Appeals Panel Find that Claimant who was Injured while Traveling to Start a New Job was an Employee
The appeals panel has reversed the decision and order of a benefit contested case hearing officer and rendered a decision that a claimant was an employee at the time of his rollover motor vehicle accident. At the time of the accident, the claimant was traveling to Indiana to start a new job with the self-insured employer. In the decision, Appeals Panel Decision No. 170585, decided May 8, 2017, the appeals panel concluded that the hearing officer erred in determining that the claimant was not an employee when the accident happened.

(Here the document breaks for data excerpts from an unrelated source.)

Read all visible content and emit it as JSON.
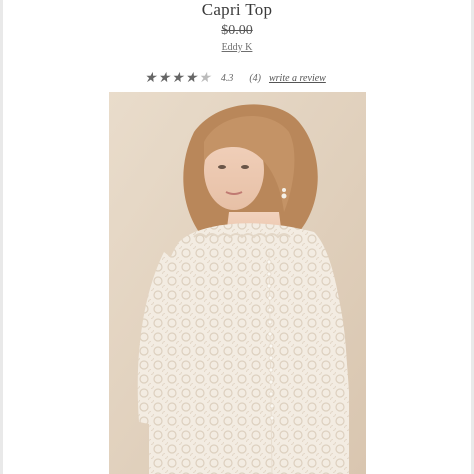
{
  "product": {
    "title": "Capri Top",
    "price": "$0.00",
    "brand": "Eddy K"
  },
  "rating": {
    "value": "4.3",
    "count": "(4)",
    "stars_filled": 4,
    "stars_total": 5,
    "write_review_label": "write a review"
  },
  "colors": {
    "background": "#ffffff",
    "photo_backdrop": "#e6d7c4",
    "lace": "#f3ece2",
    "hair": "#b9875a"
  },
  "image": {
    "subject": "model wearing lace top, back view"
  }
}
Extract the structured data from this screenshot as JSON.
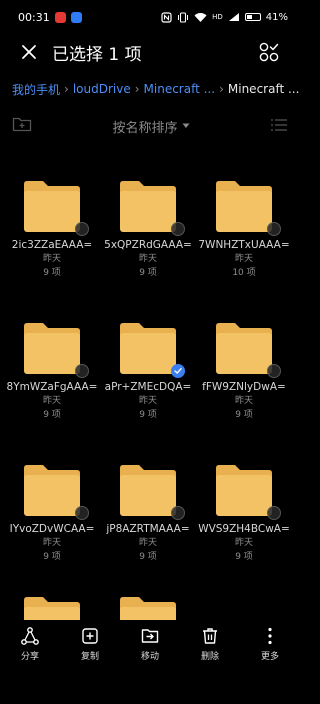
{
  "status": {
    "time": "00:31",
    "signal_text": "HD",
    "battery": "41%",
    "app_badge_colors": [
      "#e53935",
      "#2f7cf6"
    ]
  },
  "header": {
    "title": "已选择 1 项"
  },
  "breadcrumb": [
    "我的手机",
    "loudDrive",
    "Minecraft ...",
    "Minecraft ..."
  ],
  "toolbar": {
    "sort_label": "按名称排序"
  },
  "folders": [
    {
      "name": "2ic3ZZaEAAA=",
      "date": "昨天",
      "count": "9 项",
      "checked": false
    },
    {
      "name": "5xQPZRdGAAA=",
      "date": "昨天",
      "count": "9 项",
      "checked": false
    },
    {
      "name": "7WNHZTxUAAA=",
      "date": "昨天",
      "count": "10 项",
      "checked": false
    },
    {
      "name": "8YmWZaFgAAA=",
      "date": "昨天",
      "count": "9 项",
      "checked": false
    },
    {
      "name": "aPr+ZMEcDQA=",
      "date": "昨天",
      "count": "9 项",
      "checked": true
    },
    {
      "name": "fFW9ZNlyDwA=",
      "date": "昨天",
      "count": "9 项",
      "checked": false
    },
    {
      "name": "IYvoZDvWCAA=",
      "date": "昨天",
      "count": "9 项",
      "checked": false
    },
    {
      "name": "jP8AZRTMAAA=",
      "date": "昨天",
      "count": "9 项",
      "checked": false
    },
    {
      "name": "WVS9ZH4BCwA=",
      "date": "昨天",
      "count": "9 项",
      "checked": false
    }
  ],
  "bottom_actions": [
    {
      "label": "分享",
      "icon": "share-icon"
    },
    {
      "label": "复制",
      "icon": "copy-icon"
    },
    {
      "label": "移动",
      "icon": "move-icon"
    },
    {
      "label": "删除",
      "icon": "delete-icon"
    },
    {
      "label": "更多",
      "icon": "more-icon"
    }
  ],
  "colors": {
    "accent": "#3b7ef0",
    "link": "#4d8ef7",
    "folder": "#f2c265",
    "folder_tab": "#e8b04f"
  }
}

The claimant attended a recruitment meeting in Texas with representatives from the self-insured who traveled to Texas for the purpose of recruiting workers willing to travel to Indiana to assist local work crews in de-tasseling seed corn. During the recruitment meeting, the claimant signed a Worker Disclosure & Information Statement. The claimant testified that he was to be paid for his attendance at the recruitment meeting and that he understood he was hired when he signed the disclosure. The disclosure states it is only a disclosure of the terms of potential employment with the self-insured, including the rate of pay, provisions for a housing stipend and an additional $120.00 stipend to be paid to the claimant upon his arrival in Indiana. The disclosure further provides that the claimant was responsible for obtaining his own transportation to and from the state of Texas and that work in Indiana was expected to run from approximately July 10, 2014, to July 24, 2014.

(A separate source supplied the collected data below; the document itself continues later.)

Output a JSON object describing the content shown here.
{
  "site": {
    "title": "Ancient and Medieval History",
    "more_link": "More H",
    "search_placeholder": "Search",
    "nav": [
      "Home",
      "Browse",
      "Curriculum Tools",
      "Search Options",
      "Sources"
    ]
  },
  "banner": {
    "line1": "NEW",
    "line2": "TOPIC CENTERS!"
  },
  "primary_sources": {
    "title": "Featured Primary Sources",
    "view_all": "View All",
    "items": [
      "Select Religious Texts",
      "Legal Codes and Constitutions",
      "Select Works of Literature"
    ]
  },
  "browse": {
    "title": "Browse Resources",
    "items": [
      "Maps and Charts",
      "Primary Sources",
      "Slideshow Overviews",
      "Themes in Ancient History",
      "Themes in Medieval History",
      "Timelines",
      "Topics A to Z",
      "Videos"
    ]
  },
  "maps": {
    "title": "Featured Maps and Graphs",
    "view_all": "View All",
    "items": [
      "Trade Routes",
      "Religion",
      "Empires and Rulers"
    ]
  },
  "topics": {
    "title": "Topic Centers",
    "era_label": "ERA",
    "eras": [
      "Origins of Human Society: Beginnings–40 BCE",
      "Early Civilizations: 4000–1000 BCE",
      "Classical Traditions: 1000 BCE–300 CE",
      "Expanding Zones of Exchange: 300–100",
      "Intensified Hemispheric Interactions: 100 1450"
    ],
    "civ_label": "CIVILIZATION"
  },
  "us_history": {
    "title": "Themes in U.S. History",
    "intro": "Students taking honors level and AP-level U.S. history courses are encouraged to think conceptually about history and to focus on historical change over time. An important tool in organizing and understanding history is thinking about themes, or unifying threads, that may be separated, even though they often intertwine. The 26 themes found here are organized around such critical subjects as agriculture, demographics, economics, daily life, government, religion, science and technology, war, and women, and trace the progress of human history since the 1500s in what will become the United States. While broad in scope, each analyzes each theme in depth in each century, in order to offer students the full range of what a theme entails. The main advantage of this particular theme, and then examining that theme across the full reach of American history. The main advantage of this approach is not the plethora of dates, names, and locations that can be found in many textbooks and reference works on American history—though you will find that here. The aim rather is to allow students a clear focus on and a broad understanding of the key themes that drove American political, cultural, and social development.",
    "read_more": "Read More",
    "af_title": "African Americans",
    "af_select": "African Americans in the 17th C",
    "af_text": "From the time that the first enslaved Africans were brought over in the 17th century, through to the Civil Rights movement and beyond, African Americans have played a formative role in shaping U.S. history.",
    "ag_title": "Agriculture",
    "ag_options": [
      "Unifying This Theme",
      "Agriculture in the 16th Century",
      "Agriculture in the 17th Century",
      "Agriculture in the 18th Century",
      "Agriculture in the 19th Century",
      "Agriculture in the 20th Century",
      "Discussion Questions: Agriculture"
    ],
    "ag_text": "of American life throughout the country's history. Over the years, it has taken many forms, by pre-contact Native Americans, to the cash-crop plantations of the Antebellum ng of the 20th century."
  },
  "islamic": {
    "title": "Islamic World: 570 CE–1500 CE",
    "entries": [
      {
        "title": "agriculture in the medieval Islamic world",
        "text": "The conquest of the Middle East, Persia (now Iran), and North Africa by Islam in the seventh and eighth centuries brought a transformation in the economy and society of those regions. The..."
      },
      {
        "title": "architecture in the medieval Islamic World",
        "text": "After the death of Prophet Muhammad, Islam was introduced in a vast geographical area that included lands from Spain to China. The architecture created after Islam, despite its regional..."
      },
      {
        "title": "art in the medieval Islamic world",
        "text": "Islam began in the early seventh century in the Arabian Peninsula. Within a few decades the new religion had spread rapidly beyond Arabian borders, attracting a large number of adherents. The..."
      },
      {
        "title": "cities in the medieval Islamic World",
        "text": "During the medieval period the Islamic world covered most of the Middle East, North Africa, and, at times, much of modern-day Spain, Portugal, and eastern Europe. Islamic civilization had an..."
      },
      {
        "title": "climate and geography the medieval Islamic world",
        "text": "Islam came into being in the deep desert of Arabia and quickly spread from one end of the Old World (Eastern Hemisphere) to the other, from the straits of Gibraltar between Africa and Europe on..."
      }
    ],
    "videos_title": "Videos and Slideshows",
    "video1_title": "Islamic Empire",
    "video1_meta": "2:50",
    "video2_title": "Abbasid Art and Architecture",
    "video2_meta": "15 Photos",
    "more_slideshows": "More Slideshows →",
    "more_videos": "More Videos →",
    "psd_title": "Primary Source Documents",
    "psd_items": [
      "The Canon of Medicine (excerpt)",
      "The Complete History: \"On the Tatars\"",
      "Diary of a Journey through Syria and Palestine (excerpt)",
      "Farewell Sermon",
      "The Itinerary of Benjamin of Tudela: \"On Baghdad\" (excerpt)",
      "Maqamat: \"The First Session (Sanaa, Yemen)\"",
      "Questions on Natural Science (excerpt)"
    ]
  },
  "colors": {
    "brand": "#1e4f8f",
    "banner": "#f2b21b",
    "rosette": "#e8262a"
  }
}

The claimant planned to travel to Indiana together with seven co-workers in a truck owned and operated by one of his coworkers; that the luggage of the workers was transported in a separate vehicle operated by the self-insured’s crew leader; that the trip to Indiana required two full days; and that he paid the owner of the truck in which he rode the sum of $100.00 for transportation to Indiana. The claimant testified that upon arrival in Indiana, prior to beginning work in the fields, he would receive “arrival pay” and a housing stipend. Work in the fields would begin a day or two following arrival of the workers in Indiana.
According to the employer, all pre-employment paperwork for workers recruited in Texas, including state tax forms, federal tax forms, the payroll choice form, the worker disclosure form and the USCIS I-9 Employment Eligibility Verification form was completed in Texas and turned in to the self-insured prior to the workers departing for Indiana. The self-insured uses E-Verify to determine eligibility of its employees; that company policy requires that e-verification be obtained no later than the first day of employment but not before the job offer is accepted by the employee; and e-verification was completed in Texas prior to the claimant and his co-workers leaving for Indiana.
The claimant was injured in a motor vehicle accident after beginning travel from Texas to Indiana when the vehicle in which he was riding sustained a blowout and was involved in a rollover accident near Georgetown, Texas. He argued that he was the employee of the self-insured in the course and scope of his employment at the time of the accident. The self-Insured argued that the claimant and his co-workers would not become employees of the self-insured until they arrived in Indiana, collected their arrival pay and housing stipend and attended a brief safety meeting.
The hearing officer agreed with the self-insured. The appeals panel reversed that determination and rendered a decision that the claimant was an employee of the self-insured at the time of the accident.
Section 401.012(a) defines employee as a person in the service of another under a contract of hire, whether express or implied, or oral or written. As we stated in Appeals Panel Decision (APD) 93443, decided July 19, 1993, Professor L has noted that “the compensation concept of ‘employee’ is narrower than that of the common law concept of ‘servant’ in the respect that most statutes insist upon the existence of an express or implied contract of hire as an essential feature of the employment relation. 1C Larson, Workmen’s Compensation Law, §§ 47.00, 47.10.” We have also noted that whether a contract for hire exists is a mixed question of law and fact. APD 93931, decided November 23, 1993. In that case, we affirmed the finding of the hearing officer that a contract for hire had not been proven even though the claimant put on protective clothing at the plant site and was instructed in the use of the equipment. Fatal to the claim of a contract for hire was the lack of evidence of any payment or promise to pay the claimant for this time.
Under the facts of this case, where the claimant attended a recruitment meeting on May 31, 2014, for which he was to be paid; that he completed all pre-employment paper work on May 31, 2014, and had his employment eligibility verified electronically, which the self-insured’s policy dictates must be completed after a job offer is accepted by the employee but no later than the first day of employment, and given that, as in years past, upon arrival in Indiana and prior to beginning work in the fields, the claimant was to be paid “arrival pay” and a housing stipend from which payroll deductions would be withheld, we hold that the hearing officer’s decision that the self-insured was not the claimant’s employer for purposes of the 1989 Act is so against the great weight and preponderance of the evidence as to be clearly wrong and manifestly unjust. We accordingly reverse the hearing officer’s determination that the self-insured was not the claimant’s employer for purposes of the 1989 Act and render a new decision that the self-insured was the claimant’s employer for purposes of the 1989 Act.
Given the appeals panel’s ruling on the claimant’s employment status, the appeals panel also determined that the claimant was injured while in the course and scope of his employment.